Progressive rock has had somewhat of a resurgence over the past decade due in no small part to innovative, genre-busting artists such as the Danish multi-instrumentalist and composer Robin Taylor. Standing at the helm of no less than 3 different bands that play completely different styles of music - Taylor's Universe, Taylor's Free Universe (TFU), and Art Cinema - Taylor is as prolific as he is diverse. While TFU focuses on industrial-strength free improvisation and Art Cinema bridges the gap between radio-friendly AOR and jazzy progressive rock, Taylor's Universe plays a hard-to-pigeonhole brand of instrumental progressive rock that has elements of fusion and symphonic progressive rock, but goes well beyond the usual confines of either genre. Taylor's music is unmistakably cinematic, full of catchy melodies, thunderous orchestral-scale motifs, and rich, often unusual electronic textures. On Soundwall, as on the other Taylor's Universe recordings, there's also an underlying humor and quirkiness that never fails to charm.
Soundwall features the work of two outstanding soloists from two completely different musical worlds. Taylor's collaboration with saxophonist Karsten Vogel was first documented on Experimental Health - one of the very best, if not the best, prog-fusion recordings of the 1990s. Vogel is best known for his work with two of Denmark's most famous rock bands of the 60s and 70s: Burnin' Red Ivanhoe (which also featured avant-jazzers John Tchicai and Hugo Steinmetz) and Secret Oyster. Guitarist Michael Denner is quite well-known as one of the guitarists in a string of successful heavy metal bands from the 1980s to the present; Mercyful Fate, King Diamond, and Force of Evil. Vogel's saxophone work is eloquently and unremittingly part of the jazz world - traces of Dolphy, Parker and Coltrane are easily heard in his fleet, liquid solos. Similarly, Denner's metal guitar work on Soundwall is completely undiluted, though he has a jazzman's chops and fluidity. The fact that Taylor has created a musical world within which both artists can fully express themselves is no mean feat.
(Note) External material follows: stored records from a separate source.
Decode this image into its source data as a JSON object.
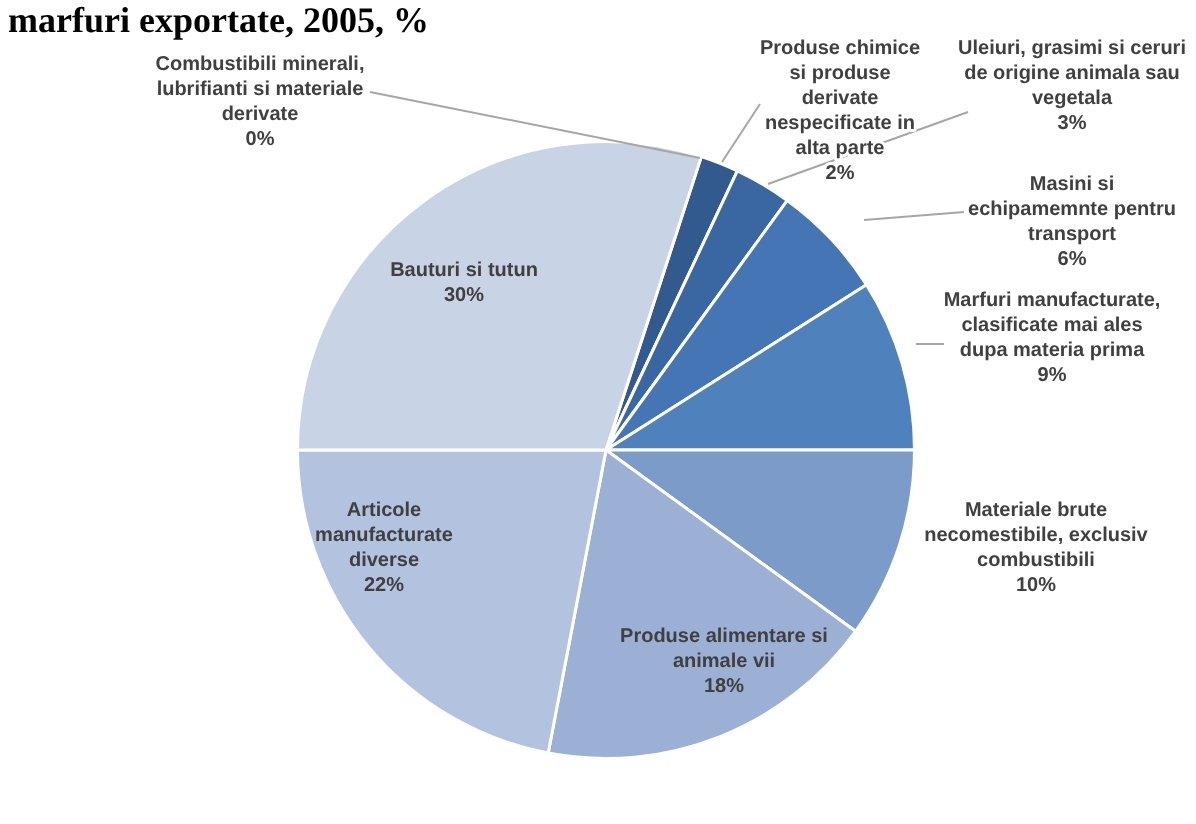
{
  "chart_data": {
    "type": "pie",
    "title": "marfuri exportate, 2005, %",
    "categories": [
      "Combustibili minerali, lubrifianti si materiale derivate",
      "Produse chimice si produse derivate nespecificate in alta parte",
      "Uleiuri, grasimi si ceruri de origine animala sau vegetala",
      "Masini si echipamemnte pentru transport",
      "Marfuri manufacturate, clasificate mai ales dupa materia prima",
      "Materiale brute necomestibile, exclusiv combustibili",
      "Produse alimentare si animale vii",
      "Articole manufacturate diverse",
      "Bauturi si tutun"
    ],
    "values": [
      0,
      2,
      3,
      6,
      9,
      10,
      18,
      22,
      30
    ],
    "value_labels": [
      "0%",
      "2%",
      "3%",
      "6%",
      "9%",
      "10%",
      "18%",
      "22%",
      "30%"
    ],
    "colors": [
      "#2c4d7a",
      "#325a8e",
      "#3a67a2",
      "#4575b4",
      "#4f81bd",
      "#7d9bc8",
      "#9bb0d4",
      "#b3c2de",
      "#c9d3e6"
    ],
    "legend": false
  }
}
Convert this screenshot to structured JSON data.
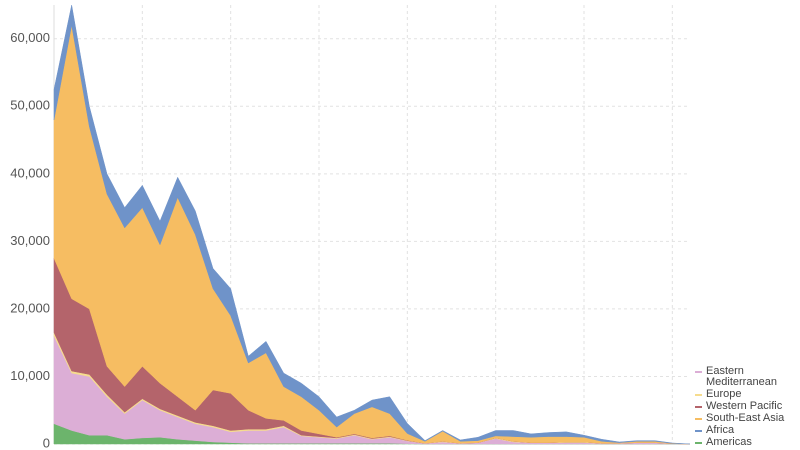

The Crimson-ish strut of 'Tag Attack' leads off Soundwall on a dark, turbulent note. Denner, Taylor, and Vogel all trade lightning-fast solos over the tune's clockwork 5/4 rhythm before the feel shifts to a sunny, mellow keyboard progression. The full-on heavy rock riffage of 'Step Aside' is subverted in all manner of ways; Taylor's glockenspiel part is priceless, and Vogel threatens to turn the whole thing into a free-jazz free-for-all with Denner nipping at his heels all the way. The first two-thirds of 'Totally Greek' is a pretty, keyboard-dominated piece with an incredibly catchy melody - the sort of thing that makes me wonder why Taylor isn't doing movie scores. The last third is a crunchy, heavy prog-fusion stomper in 6/8 with more wonderful guitar work. On 'Sandwich,' Vogel's soprano sax solo unfolds quite beautifully over Taylor's continually-shifting keyboard landscapes and Grosell's minimal, yet rather funky, drumming. The CD closes with the urgent, swirling 'Aspx,' which features an excellent and too-brief Denner guitar solo propelled by Taylor's graceful Hammond B-3 organ riff.
On Soundwall Robin Taylor continues to show us that fusion and progressive rock are not stylistic dead-ends. In Karsten Vogel's saxophone solos, we hear the spontaneity and warmth of jazz, in Denner's guitar work we hear the urgency and catharsis of heavy rock, while Taylor's themes, arrangements and instrumental work probe the unexpected musical interfaces between rock, electronic music, jazz, and classical in a consistently entertaining and appealing way. Though he clearly isn't interested in nostalgia, Taylor's music has all the vigor, creativity, and rich textures that we got hooked on during prog rock's salad days.